Até 11 mil anos atrás, a Amazônia tinha grandes áreas de savana, com representantes da megafauna, como preguiças-gigantes e mastodontes, passeando por lá. Marajó era parte do continente. Tinha um terreno instável, com alto dinamismo geológico, e o Rio Tocantins cortava a área no sentido norte. Até que uma falha sísmica levou o rio a correr por um novo caminho, para o nordeste.

"A gente tende a pensar que o Brasil não tem movimentos tectônicos, que não tem terremotos, por exemplo, o que não é verdade. A Amazônia passa por muitos terremotos leves, só que eles acontecem em áreas remotas, sem ocupação humana, então não são sentidos", explica ela. "Só que o sistema de drenagem é orientado, alinhado mesmo, pelo sistema de falhas."

Essa primeira modificação aconteceu no começo do Holoceno, época histórica que começou há cerca de 11 mil anos e se estende até hoje. Ela é marcada pelo fim da última Era do Gelo e por intensas mudanças climáticas no mundo inteiro - inclusive onde atualmente está o Brasil.

Alguns poucos milhares de anos depois, outra falha criou o Rio Pará, que atualmente corre ao sul da ilha, separando totalmente Marajó do continente. Mais um rearranjo aqui e acolá e formaram-se os quase 50 mil quilômetros quadrados da maior ilha fluviomarinha do mundo. As datas agora serão validadas por testes de carbono 14 do material tirado de lá.

PROVAS

O Tocantins começou a correr para outro lado, mas deixou uma marca no solo: os paleocanais onde antes corria o rio e seus afluentes. Para vê-los, é preciso ter olhos treinados, mas é possível perceber mudanças na cobertura vegetal quando se olha imagens de satélite.

Mais do que isso, o sistema antigo do rio deixou outra marca na paisagem da região, essa clara até mesmo para um leigo: a floresta tropical.

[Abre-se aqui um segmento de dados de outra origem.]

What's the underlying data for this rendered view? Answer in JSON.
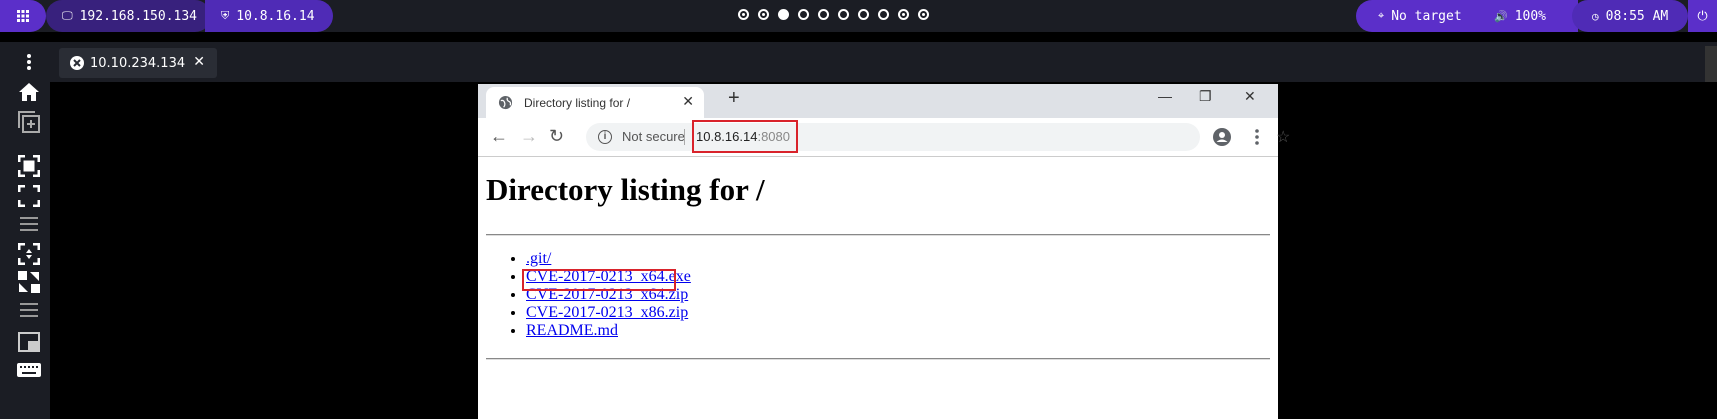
{
  "topbar": {
    "ip1": "192.168.150.134",
    "ip2": "10.8.16.14",
    "target": "No target",
    "volume": "100%",
    "time": "08:55 AM"
  },
  "workspace_dots": [
    "ringed",
    "ringed",
    "filled",
    "empty",
    "empty",
    "empty",
    "empty",
    "empty",
    "ringed",
    "ringed"
  ],
  "remote_tab": {
    "label": "10.10.234.134"
  },
  "browser": {
    "tab_title": "Directory listing for /",
    "not_secure": "Not secure",
    "url_host": "10.8.16.14",
    "url_port": ":8080",
    "heading": "Directory listing for /",
    "files": [
      ".git/",
      "CVE-2017-0213_x64.exe",
      "CVE-2017-0213_x64.zip",
      "CVE-2017-0213_x86.zip",
      "README.md"
    ]
  },
  "colors": {
    "accent": "#5b2fc9",
    "highlight": "#d9232b",
    "link": "#0000ee"
  }
}
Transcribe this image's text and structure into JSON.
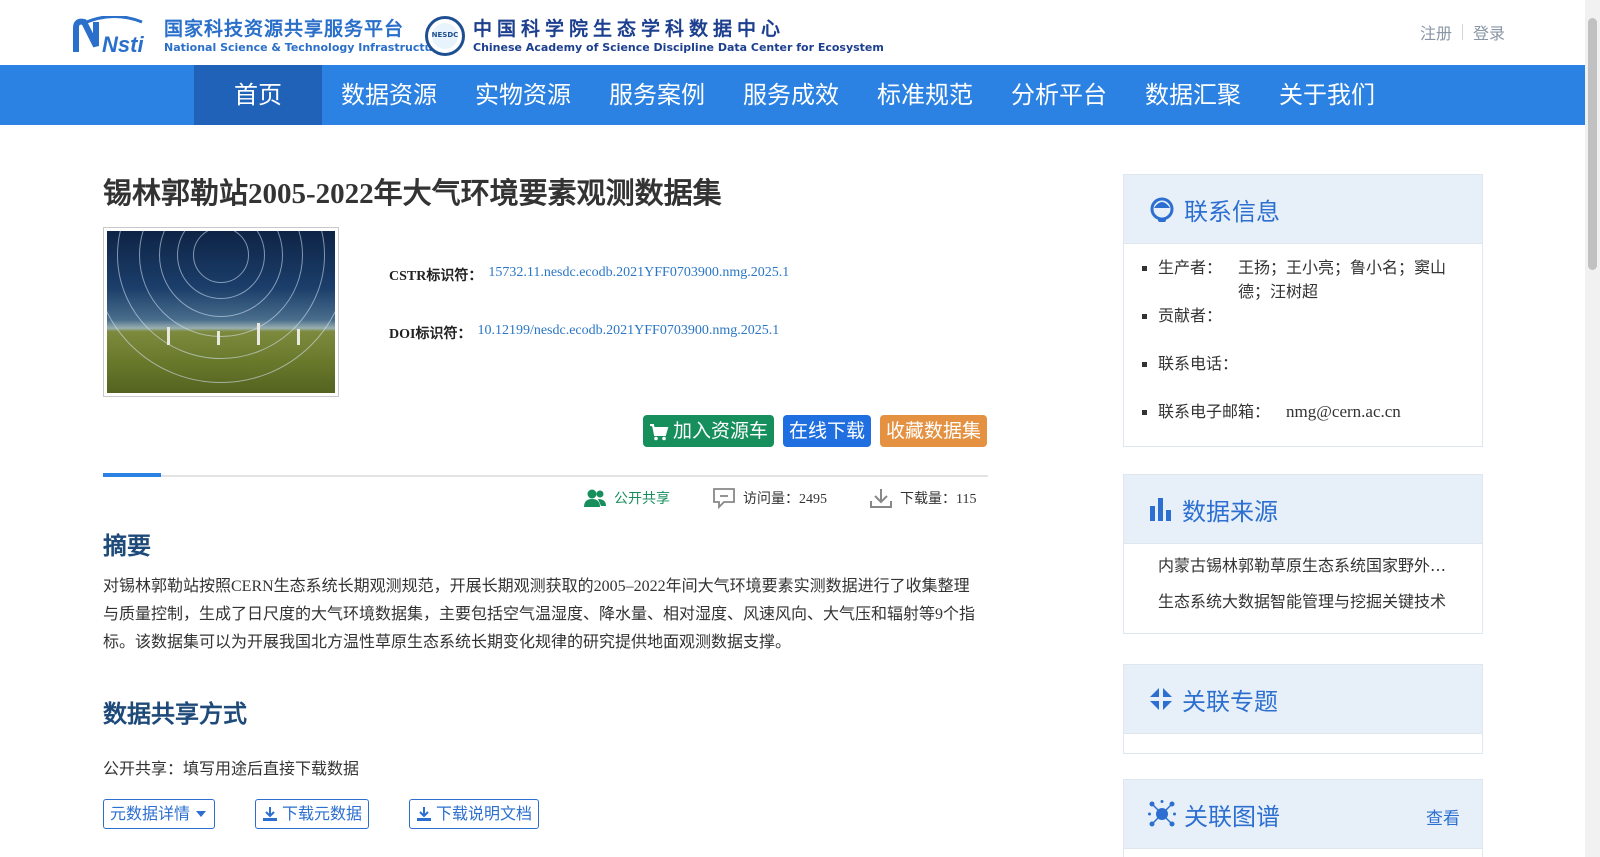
{
  "header": {
    "logo_nsti": {
      "mark": "Nsti",
      "cn": "国家科技资源共享服务平台",
      "en": "National Science & Technology Infrastructure"
    },
    "logo_nesdc": {
      "badge": "NESDC",
      "cn": "中国科学院生态学科数据中心",
      "en": "Chinese Academy of Science Discipline Data Center for Ecosystem"
    },
    "register": "注册",
    "login": "登录"
  },
  "nav": {
    "items": [
      {
        "label": "首页",
        "active": true
      },
      {
        "label": "数据资源"
      },
      {
        "label": "实物资源"
      },
      {
        "label": "服务案例"
      },
      {
        "label": "服务成效"
      },
      {
        "label": "标准规范"
      },
      {
        "label": "分析平台"
      },
      {
        "label": "数据汇聚"
      },
      {
        "label": "关于我们"
      }
    ]
  },
  "dataset": {
    "title": "锡林郭勒站2005-2022年大气环境要素观测数据集",
    "cstr_label": "CSTR标识符：",
    "cstr_value": "15732.11.nesdc.ecodb.2021YFF0703900.nmg.2025.1",
    "doi_label": "DOI标识符：",
    "doi_value": "10.12199/nesdc.ecodb.2021YFF0703900.nmg.2025.1"
  },
  "actions": {
    "add_cart": "加入资源车",
    "download": "在线下载",
    "favorite": "收藏数据集"
  },
  "stats": {
    "open_share": "公开共享",
    "visits": "访问量：2495",
    "downloads": "下载量：115"
  },
  "abstract": {
    "heading": "摘要",
    "text": "对锡林郭勒站按照CERN生态系统长期观测规范，开展长期观测获取的2005–2022年间大气环境要素实测数据进行了收集整理与质量控制，生成了日尺度的大气环境数据集，主要包括空气温湿度、降水量、相对湿度、风速风向、大气压和辐射等9个指标。该数据集可以为开展我国北方温性草原生态系统长期变化规律的研究提供地面观测数据支撑。"
  },
  "sharing": {
    "heading": "数据共享方式",
    "text": "公开共享：填写用途后直接下载数据"
  },
  "tools": {
    "metadata_detail": "元数据详情",
    "download_metadata": "下载元数据",
    "download_doc": "下载说明文档"
  },
  "sidebar": {
    "contact": {
      "title": "联系信息",
      "producer_label": "生产者：",
      "producer_value": "王扬；王小亮；鲁小名；窦山德；汪树超",
      "contributor_label": "贡献者：",
      "phone_label": "联系电话：",
      "email_label": "联系电子邮箱：",
      "email_value": "nmg@cern.ac.cn"
    },
    "source": {
      "title": "数据来源",
      "items": [
        "内蒙古锡林郭勒草原生态系统国家野外科学观测研究站",
        "生态系统大数据智能管理与挖掘关键技术"
      ]
    },
    "topics": {
      "title": "关联专题"
    },
    "graph": {
      "title": "关联图谱",
      "more": "查看"
    }
  },
  "colors": {
    "nav_bg": "#2c82e2",
    "nav_active": "#1f62b8",
    "green": "#168f5c",
    "blue": "#1f6fe0",
    "orange": "#e49142"
  }
}
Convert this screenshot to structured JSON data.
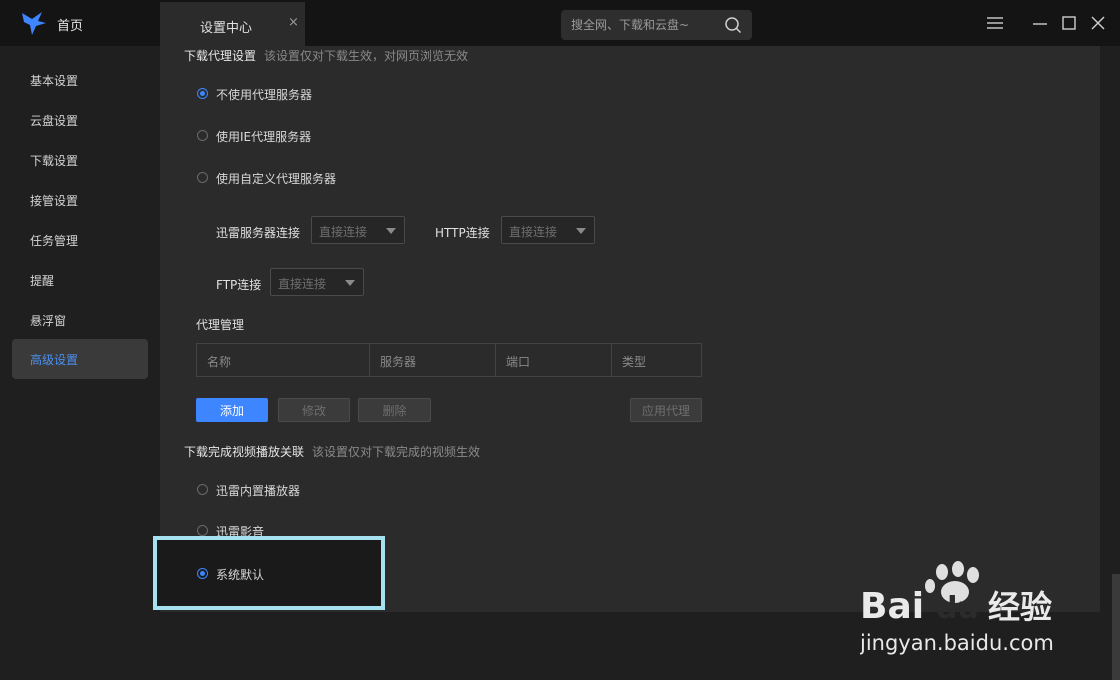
{
  "titlebar": {
    "home_label": "首页",
    "tab_label": "设置中心",
    "tab_close": "×",
    "search_placeholder": "搜全网、下载和云盘~"
  },
  "sidebar": {
    "items": [
      {
        "label": "基本设置"
      },
      {
        "label": "云盘设置"
      },
      {
        "label": "下载设置"
      },
      {
        "label": "接管设置"
      },
      {
        "label": "任务管理"
      },
      {
        "label": "提醒"
      },
      {
        "label": "悬浮窗"
      },
      {
        "label": "高级设置"
      }
    ],
    "active_index": 7
  },
  "proxy": {
    "title": "下载代理设置",
    "desc": "该设置仅对下载生效，对网页浏览无效",
    "options": [
      {
        "label": "不使用代理服务器",
        "checked": true
      },
      {
        "label": "使用IE代理服务器",
        "checked": false
      },
      {
        "label": "使用自定义代理服务器",
        "checked": false
      }
    ],
    "fields": {
      "xunlei_label": "迅雷服务器连接",
      "xunlei_value": "直接连接",
      "http_label": "HTTP连接",
      "http_value": "直接连接",
      "ftp_label": "FTP连接",
      "ftp_value": "直接连接"
    },
    "manage_title": "代理管理",
    "table_headers": [
      "名称",
      "服务器",
      "端口",
      "类型"
    ],
    "buttons": {
      "add": "添加",
      "edit": "修改",
      "delete": "删除",
      "apply": "应用代理"
    }
  },
  "video": {
    "title": "下载完成视频播放关联",
    "desc": "该设置仅对下载完成的视频生效",
    "options": [
      {
        "label": "迅雷内置播放器",
        "checked": false
      },
      {
        "label": "迅雷影音",
        "checked": false
      },
      {
        "label": "系统默认",
        "checked": true
      }
    ]
  },
  "watermark": {
    "brand_left": "Bai",
    "brand_right": "du",
    "brand_cn": "经验",
    "url": "jingyan.baidu.com"
  },
  "colors": {
    "accent": "#3d86ff",
    "active_sidebar_text": "#4a90f0",
    "highlight_border": "#a6e1f0"
  }
}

A rede de drenagem que havia na região respondeu ao aumento da umidade, provocada pelo fim da era glacial, assim como no restante da Amazônia. As partes da ilha que não eram influenciadas pelo rio mantiveram a savana.

"Mantiveram" porque, também em Marajó, havia savana naquela época. Campos abertos propiciavam o trânsito de bichos, como tenta comprovar uma equipe de cientistas paralela à de Dilce.

O grupo, do Museu Goeldi, estuda o genótipo de uma espécie de veado campeiro isolada em Marajó, que será comparado ao de animais predominantes em áreas mais a sul do País. Se comprovado o parentesco, essa é mais uma evidência de que a ilha era grudada no continente e que a vegetação então era aberta o suficiente para que os bichos transitassem.

O trabalho de Dilce não pára aqui. Ele é uma parte de um projeto maior, financiado pela Fapesp, que une geologia e biologia para entender a dinâmica de Marajó - e quiçá replicar o modelo para outras áreas da Amazônia.